Le régulateur veut également accompagner de près la transition vers la finance durable. «Il ne faut pas la rater […] et il faut une approche européenne», explique le président de l’AMF. En particulier, en définissant un cadre plus robuste pour la qualité et la comparabilité de l’information extra-financière des sociétés cotées ; et en proposant – par exemple – des standards minimums au niveau européen pour les approches ESG dans la gestion d’actifs. L’AMF veillera notamment à encourager les bonnes pratiques en faveur d’une finance durable tout en prévenant les risques de greenwashing.
Un budget toujours insuffisant
Enfin, l’AMF promeut la compétitivité des places européennes dans le numérique, en soutenant la construction d’un cadre européen favorable à l’innovation financière, tout en intensifiant la lutte contre les escroqueries financières.

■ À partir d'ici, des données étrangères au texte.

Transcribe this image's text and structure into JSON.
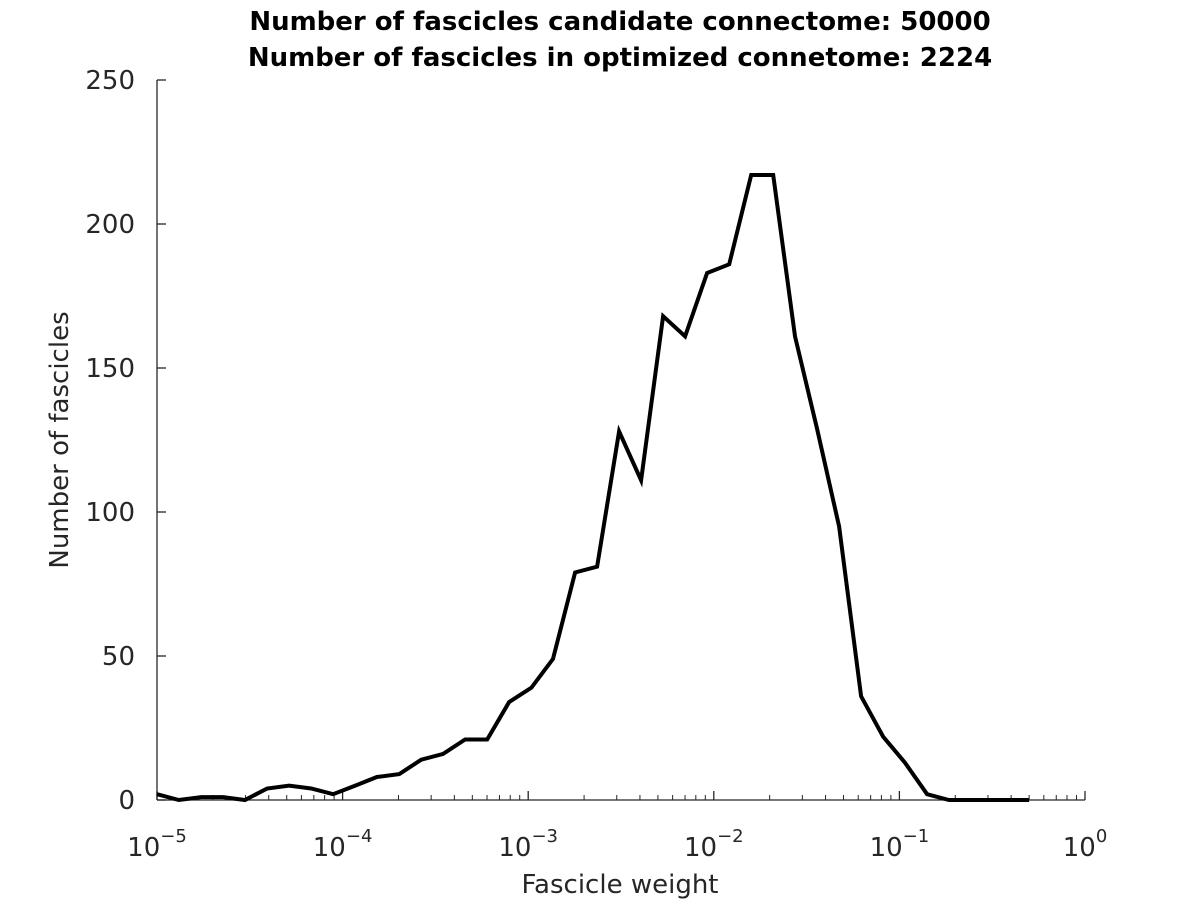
{
  "chart_data": {
    "type": "line",
    "title": [
      "Number of fascicles candidate connectome: 50000",
      "Number of fascicles in optimized connetome: 2224"
    ],
    "xlabel": "Fascicle weight",
    "ylabel": "Number of fascicles",
    "xscale": "log",
    "xlim": [
      1e-05,
      1
    ],
    "ylim": [
      0,
      250
    ],
    "grid": false,
    "line_color": "#000000",
    "axis_color": "#262626",
    "y_ticks": [
      0,
      50,
      100,
      150,
      200,
      250
    ],
    "x_ticks": [
      {
        "base": "10",
        "exp": "−5",
        "value": 1e-05
      },
      {
        "base": "10",
        "exp": "−4",
        "value": 0.0001
      },
      {
        "base": "10",
        "exp": "−3",
        "value": 0.001
      },
      {
        "base": "10",
        "exp": "−2",
        "value": 0.01
      },
      {
        "base": "10",
        "exp": "−1",
        "value": 0.1
      },
      {
        "base": "10",
        "exp": "0",
        "value": 1
      }
    ],
    "series": [
      {
        "x": [
          1e-05,
          1.31e-05,
          1.73e-05,
          2.27e-05,
          2.98e-05,
          3.92e-05,
          5.15e-05,
          6.77e-05,
          8.89e-05,
          0.000117,
          0.000153,
          0.000202,
          0.000265,
          0.000348,
          0.000457,
          0.000601,
          0.000789,
          0.00104,
          0.00136,
          0.00179,
          0.00235,
          0.00309,
          0.00406,
          0.00533,
          0.007,
          0.0092,
          0.0121,
          0.0159,
          0.0209,
          0.0274,
          0.036,
          0.0473,
          0.0622,
          0.0817,
          0.107,
          0.141,
          0.185,
          0.244,
          0.32,
          0.42,
          0.5
        ],
        "y": [
          2,
          0,
          1,
          1,
          0,
          4,
          5,
          4,
          2,
          5,
          8,
          9,
          14,
          16,
          21,
          21,
          34,
          39,
          49,
          79,
          81,
          128,
          111,
          168,
          161,
          183,
          186,
          217,
          217,
          161,
          129,
          95,
          36,
          22,
          13,
          2,
          0,
          0,
          0,
          0,
          0
        ]
      }
    ]
  }
}
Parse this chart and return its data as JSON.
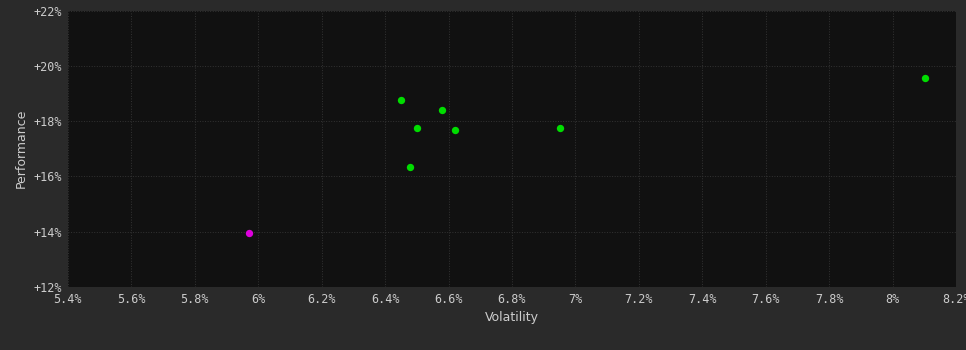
{
  "background_color": "#2a2a2a",
  "plot_bg_color": "#111111",
  "grid_color": "#333333",
  "text_color": "#cccccc",
  "xlabel": "Volatility",
  "ylabel": "Performance",
  "xlim": [
    0.054,
    0.082
  ],
  "ylim": [
    0.12,
    0.22
  ],
  "xticks": [
    0.054,
    0.056,
    0.058,
    0.06,
    0.062,
    0.064,
    0.066,
    0.068,
    0.07,
    0.072,
    0.074,
    0.076,
    0.078,
    0.08,
    0.082
  ],
  "yticks": [
    0.12,
    0.14,
    0.16,
    0.18,
    0.2,
    0.22
  ],
  "green_points": [
    [
      0.0645,
      0.1875
    ],
    [
      0.0658,
      0.184
    ],
    [
      0.065,
      0.1775
    ],
    [
      0.0662,
      0.1768
    ],
    [
      0.0648,
      0.1635
    ],
    [
      0.0695,
      0.1775
    ],
    [
      0.081,
      0.1955
    ]
  ],
  "magenta_points": [
    [
      0.0597,
      0.1395
    ]
  ],
  "green_color": "#00dd00",
  "magenta_color": "#dd00dd",
  "marker_size": 28
}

Tous ces objectifs seront mis en œuvre dans un contexte d’accélération de la transformation de l’AMF, avec notamment davantage de digitalisation. L’autorité promet d’accélérer le traitement des sanctions et de réduire les délais moyens – sans donner d’objectifs – actuellement de 44 mois entre l’ouverture de l’enquête et le prononcé de la sanction, et de 30 mois pour les contrôles. Robert Ophèle en profite pour se féliciter d’une année 2019 riche en répression, avec 19 décisions de sanctions pour un total de 32,3 millions d’euros d’amende, six avertissements, quatre blâmes et une interdiction d’exercice pendant cinq ans ; et avec sept compositions administratives (accords de transaction) pour un montant global de 1,4 million d’euros.
Si le budget de l’AMF a été augmenté de 6 millions d’euros en 2018, puis de 2,5 millions en 2019 et en 2020, «cela reste très insuffisant» pour Robert Ophèle, rappelant que le régulateur français, doté de moyens «très inférieurs» à ceux de ses pairs européens, n’est pas à l’équilibre. Ce qui devra être corrigé dans la prochaine loi de finances, prévient le président de l’AMF.